As the world watches the events unfold in Ukraine, the United Nations moves deeper into the abyss. Set up in 1945 in the backdrop of the culmination of the Second World War, the UN was expected to usher in an era of international co-operation, peace and security. But the intergovernmental organisation has failed to live up to its Charter and is en-course to follow in the footsteps of its predecessor, the League of Nations. Much deliberation and effort is needed to help the UN avoid the same fate as the League of Nations and maintain its relevance in the fast-changing global order.
Founded in 1919 as a result of the Paris Peace Conference that followed the end of the First World War, the League of Nations was designed to prevent armed aggression through collective security and disarmament. However, it lacked its own armed force and had to depend on member-nations to enforce its resolutions.

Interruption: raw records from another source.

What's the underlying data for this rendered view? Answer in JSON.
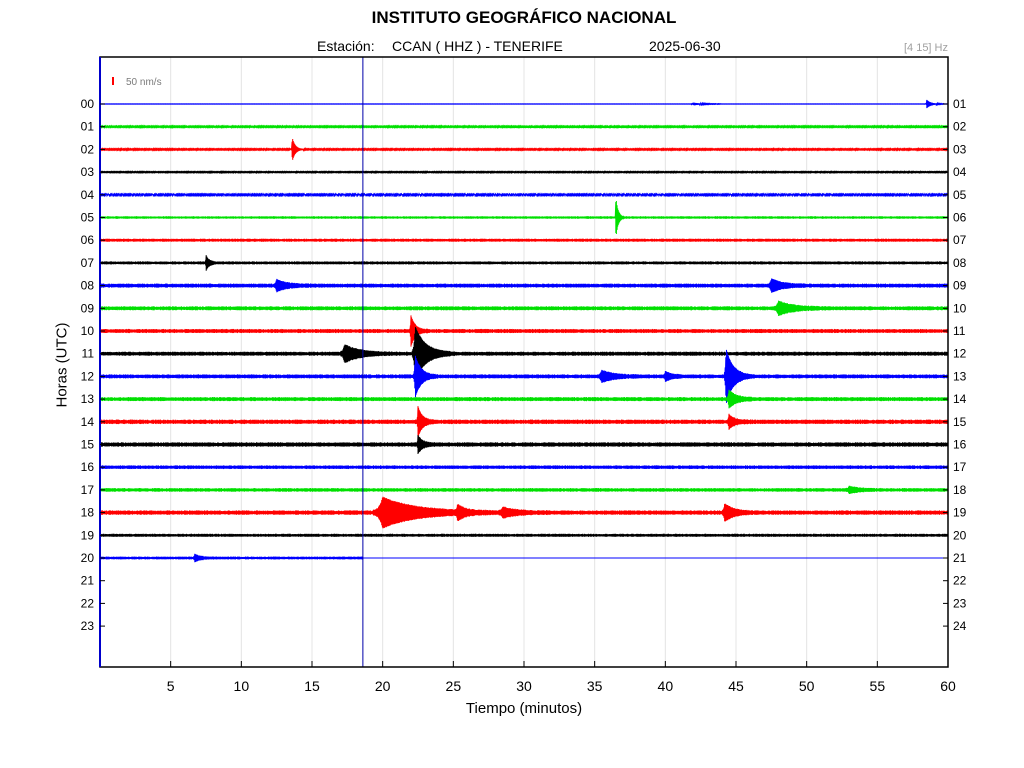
{
  "header": {
    "title": "INSTITUTO GEOGRÁFICO NACIONAL",
    "station_label": "Estación:",
    "station": "CCAN ( HHZ ) - TENERIFE",
    "date": "2025-06-30",
    "filter": "[4 15] Hz"
  },
  "chart_data": {
    "type": "line",
    "title": "INSTITUTO GEOGRÁFICO NACIONAL",
    "xlabel": "Tiempo (minutos)",
    "ylabel": "Horas (UTC)",
    "xlim": [
      0,
      60
    ],
    "x_ticks": [
      "5",
      "10",
      "15",
      "20",
      "25",
      "30",
      "35",
      "40",
      "45",
      "50",
      "55",
      "60"
    ],
    "left_labels": [
      "00",
      "01",
      "02",
      "03",
      "04",
      "05",
      "06",
      "07",
      "08",
      "09",
      "10",
      "11",
      "12",
      "13",
      "14",
      "15",
      "16",
      "17",
      "18",
      "19",
      "20",
      "21",
      "22",
      "23"
    ],
    "right_labels": [
      "01",
      "02",
      "03",
      "04",
      "05",
      "06",
      "07",
      "08",
      "09",
      "10",
      "11",
      "12",
      "13",
      "14",
      "15",
      "16",
      "17",
      "18",
      "19",
      "20",
      "21",
      "22",
      "23",
      "24"
    ],
    "scale_label": "50 nm/s",
    "current_time_minute": 18.6,
    "last_hour_row": 20,
    "colors": [
      "#0000ff",
      "#00e000",
      "#ff0000",
      "#000000"
    ],
    "grid": true,
    "traces": [
      {
        "hour": "00",
        "noise": 0.15,
        "events": [
          {
            "t": 58.5,
            "a": 4,
            "w": 0.3
          },
          {
            "t": 42,
            "a": 1.2,
            "w": 0.5
          }
        ]
      },
      {
        "hour": "01",
        "noise": 0.5,
        "events": []
      },
      {
        "hour": "02",
        "noise": 0.5,
        "events": [
          {
            "t": 13.6,
            "a": 12,
            "w": 0.2
          }
        ]
      },
      {
        "hour": "03",
        "noise": 0.4,
        "events": []
      },
      {
        "hour": "04",
        "noise": 0.6,
        "events": []
      },
      {
        "hour": "05",
        "noise": 1.2,
        "events": [
          {
            "t": 36.5,
            "a": 20,
            "w": 0.15
          }
        ]
      },
      {
        "hour": "06",
        "noise": 1.5,
        "events": []
      },
      {
        "hour": "07",
        "noise": 1.5,
        "events": [
          {
            "t": 7.5,
            "a": 7,
            "w": 0.2
          }
        ]
      },
      {
        "hour": "08",
        "noise": 2,
        "events": [
          {
            "t": 12.5,
            "a": 5,
            "w": 0.7
          },
          {
            "t": 47.5,
            "a": 6,
            "w": 0.7
          }
        ]
      },
      {
        "hour": "09",
        "noise": 2,
        "events": [
          {
            "t": 48,
            "a": 6,
            "w": 1
          }
        ]
      },
      {
        "hour": "10",
        "noise": 2,
        "events": [
          {
            "t": 22,
            "a": 14,
            "w": 0.3
          }
        ]
      },
      {
        "hour": "11",
        "noise": 2,
        "events": [
          {
            "t": 17.3,
            "a": 8,
            "w": 1
          },
          {
            "t": 22.3,
            "a": 26,
            "w": 0.7
          }
        ]
      },
      {
        "hour": "12",
        "noise": 2,
        "events": [
          {
            "t": 22.3,
            "a": 20,
            "w": 0.4
          },
          {
            "t": 35.5,
            "a": 5,
            "w": 0.8
          },
          {
            "t": 40,
            "a": 4,
            "w": 0.4
          },
          {
            "t": 44.3,
            "a": 26,
            "w": 0.5
          }
        ]
      },
      {
        "hour": "13",
        "noise": 2,
        "events": [
          {
            "t": 44.5,
            "a": 8,
            "w": 0.5
          }
        ]
      },
      {
        "hour": "14",
        "noise": 2.2,
        "events": [
          {
            "t": 22.5,
            "a": 14,
            "w": 0.3
          },
          {
            "t": 44.5,
            "a": 6,
            "w": 0.4
          }
        ]
      },
      {
        "hour": "15",
        "noise": 2.2,
        "events": [
          {
            "t": 22.5,
            "a": 8,
            "w": 0.3
          }
        ]
      },
      {
        "hour": "16",
        "noise": 1.8,
        "events": []
      },
      {
        "hour": "17",
        "noise": 1.8,
        "events": [
          {
            "t": 53,
            "a": 3,
            "w": 0.6
          }
        ]
      },
      {
        "hour": "18",
        "noise": 2.2,
        "events": [
          {
            "t": 20,
            "a": 14,
            "w": 2.2
          },
          {
            "t": 25.3,
            "a": 6,
            "w": 0.5
          },
          {
            "t": 28.5,
            "a": 4,
            "w": 1
          },
          {
            "t": 44.2,
            "a": 8,
            "w": 0.6
          }
        ]
      },
      {
        "hour": "19",
        "noise": 1.5,
        "events": []
      },
      {
        "hour": "20",
        "noise": 1.4,
        "events": [
          {
            "t": 6.7,
            "a": 3,
            "w": 0.4
          }
        ]
      }
    ]
  }
}
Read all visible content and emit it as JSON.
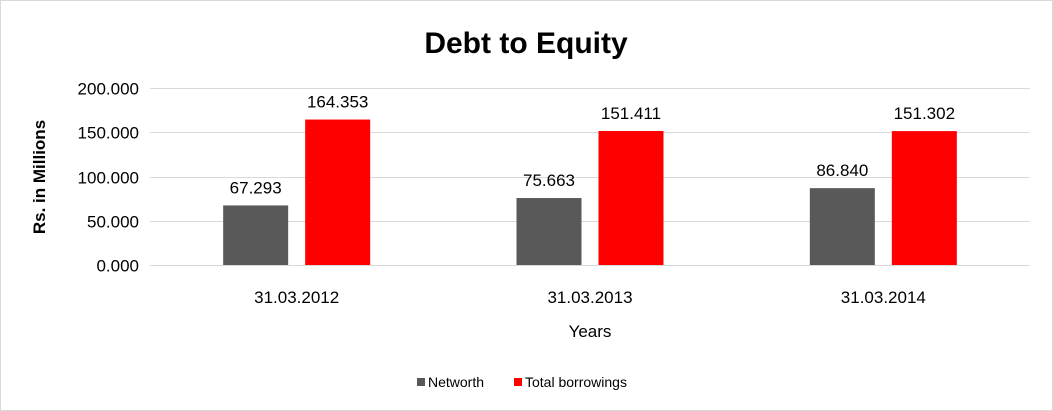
{
  "chart_data": {
    "type": "bar",
    "title": "Debt to Equity",
    "xlabel": "Years",
    "ylabel": "Rs. in Millions",
    "categories": [
      "31.03.2012",
      "31.03.2013",
      "31.03.2014"
    ],
    "series": [
      {
        "name": "Networth",
        "values": [
          67.293,
          75.663,
          86.84
        ],
        "labels": [
          "67.293",
          "75.663",
          "86.840"
        ],
        "color": "#595959"
      },
      {
        "name": "Total borrowings",
        "values": [
          164.353,
          151.411,
          151.302
        ],
        "labels": [
          "164.353",
          "151.411",
          "151.302"
        ],
        "color": "#ff0000"
      }
    ],
    "ylim": [
      0,
      200
    ],
    "yticks": [
      0,
      50,
      100,
      150,
      200
    ],
    "ytick_labels": [
      "0.000",
      "50.000",
      "100.000",
      "150.000",
      "200.000"
    ],
    "grid": true,
    "legend_position": "bottom"
  }
}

With the United States refusing to become a member of the League and deciding to act unilaterally, the League of Nations, without military force to back up its protestations, became nothing more than a forum for discussion with states acting in their self-interest.

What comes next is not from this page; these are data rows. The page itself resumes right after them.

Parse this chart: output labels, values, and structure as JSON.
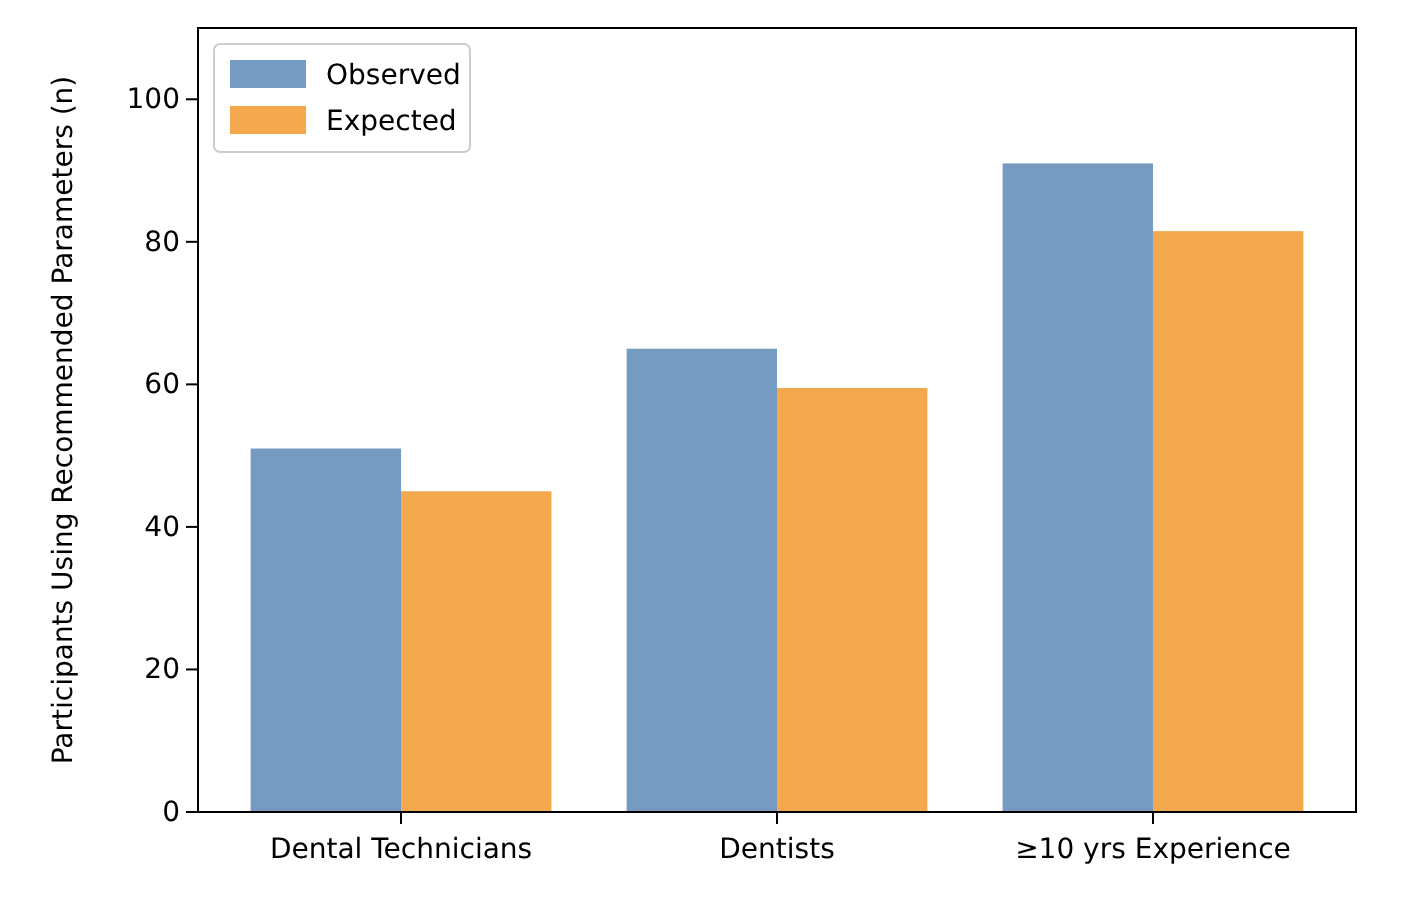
{
  "chart_data": {
    "type": "bar",
    "ylabel": "Participants Using Recommended Parameters (n)",
    "categories": [
      "Dental Technicians",
      "Dentists",
      "≥10 yrs Experience"
    ],
    "series": [
      {
        "name": "Observed",
        "color": "#759bc2",
        "values": [
          51,
          65,
          91
        ]
      },
      {
        "name": "Expected",
        "color": "#f3a84e",
        "values": [
          45,
          59.5,
          81.5
        ]
      }
    ],
    "ylim": [
      0,
      110
    ],
    "yticks": [
      0,
      20,
      40,
      60,
      80,
      100
    ],
    "legend": "top left",
    "grid": false
  }
}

France and Belgium invaded the Ruhr in 1923 after Germany failed to repay its share of reparations imposed by the Treaty of Versailles while Japan demonstrated its power in Asia by invading the province of Manchuria in China in 1931-33 and left the League in 1933. Italy annexed the Greek island of Corfu in 1923 and Abyssinia in 1935 which only warranted namesake economic sanctions from the League. Germany followed suit in 1936 by re-militarising Rhineland to violate the terms of the Treaty of Versailles and the Locarno Treaty and to further undermine the authority of the League of Nations.
As the Second World War drew to a close, the victorious Allied powers met to formulate plans for the creation of an international organisation on the lines of the League of Nations but with stronger political and military support from the five most powerful nations at the time: the United States, U.S.S.R., France, China and Britain. As other countries struggled to recover from the financial and personnel losses suffered in the war, the U.S. was forced to shoulder the responsibility of guiding the UN through its early years of rebuilding and restructuring.
Despite all the successes since its inception, the United Nations has failed at the most crucial mandate mentioned in its Charter; preventing international conflict and ensuring world peace. The UN peacekeeping mission in Congo, known by its French acronym MONUC, embodies the failures and contradictions that the United Nations has embodied since its inception. UN troops were sent into the country in 1999, in the midst of a civil war that killed more than 3.3 million people as it drew in many of Congo’s neighbours, including Rwanda and Uganda.
The UN troops withdrew in 2002 on orders from Rwandan soldiers and the UN has seemed reluctant to disturb the status quo[i]. The organisation was ineffective in preventing the genocide during the 1971 Bangladesh Liberation War while a similar fate awaited the people in the Darfur region in Sudan when the Arab Janjaweed militias, supported by the Sudanese government, committed repeated acts of ethnic cleansing and genocide as the UN forces stood by powerless under lack of financial and military support.
Chapter VI of the UN Charter mandates minimum use of force, only as a last resort and only in self defence as the peacekeepers are intended to be enablers rather than enforcers and any use of force by a Chapter VI UN peacekeeping operation beyond self-defence is illegal under the UN Charter. However, Chapter VII of the Charter authorizes the use of force for enforcement purposes with respect to threats to peace, breaches of peace and acts of aggression. The essential problem lies in the fact that the problems faced by the peacekeeping operations were unforeseen when the UN Charter was drafted and is inflexible to amend. As a consequence, the Charter has been reinterpreted to sanction undertakings which were not intended.
The functioning of the UN has been marked by elitism, US hegemony and a presumed support to globalised philosophies. Saudi Arabia turned down a freshly-acquired seat on the UNSC in October 2013 after it was elected as one of the 10 non-permanent members expressing displeasure over the organisation’s handling of the crisis in Syria[ii].
There is an urgent need to reform the veto structure as the five permanent members no longer represent the most stable and powerful countries in the world. The economic and political spectrums of the global order have changed dramatically since 1945. A World Bank report lists the world’s top five economies in terms of purchasing power parity as US, China, India, Japan and Germany[iii]. Brazil and India have been two of the largest contributors to UN peacekeeping missions while Japan and Germany are second and third largest funders to the organisation.
But none of the four countries that constitute the G4 find a permanent seat in the Security Council. There is also a need to find a place for an African country in the UNSC to represent the interests of the least developed continent. The current veto structure of the UNSC allows the permanent members to halt any possible action that the organisation may take. The United States has vetoed 32 resolutions critical of Israel despite the country not ever being elected to the Council. The need of the hour is to move from forming a unanimous-decision to a majority-decision to avoid deadlock and ensure smooth governance on important global issues.
The world order since the end of the Second World War has changed from bipolar to unipolar but the 21st century has marked the emergence of a multi-polar world. As countries battle to find their place in the new world order, the United Nations must reform to adjust to the changing realities and reclaim its rightful place as world’s leading inter-governmental organisation.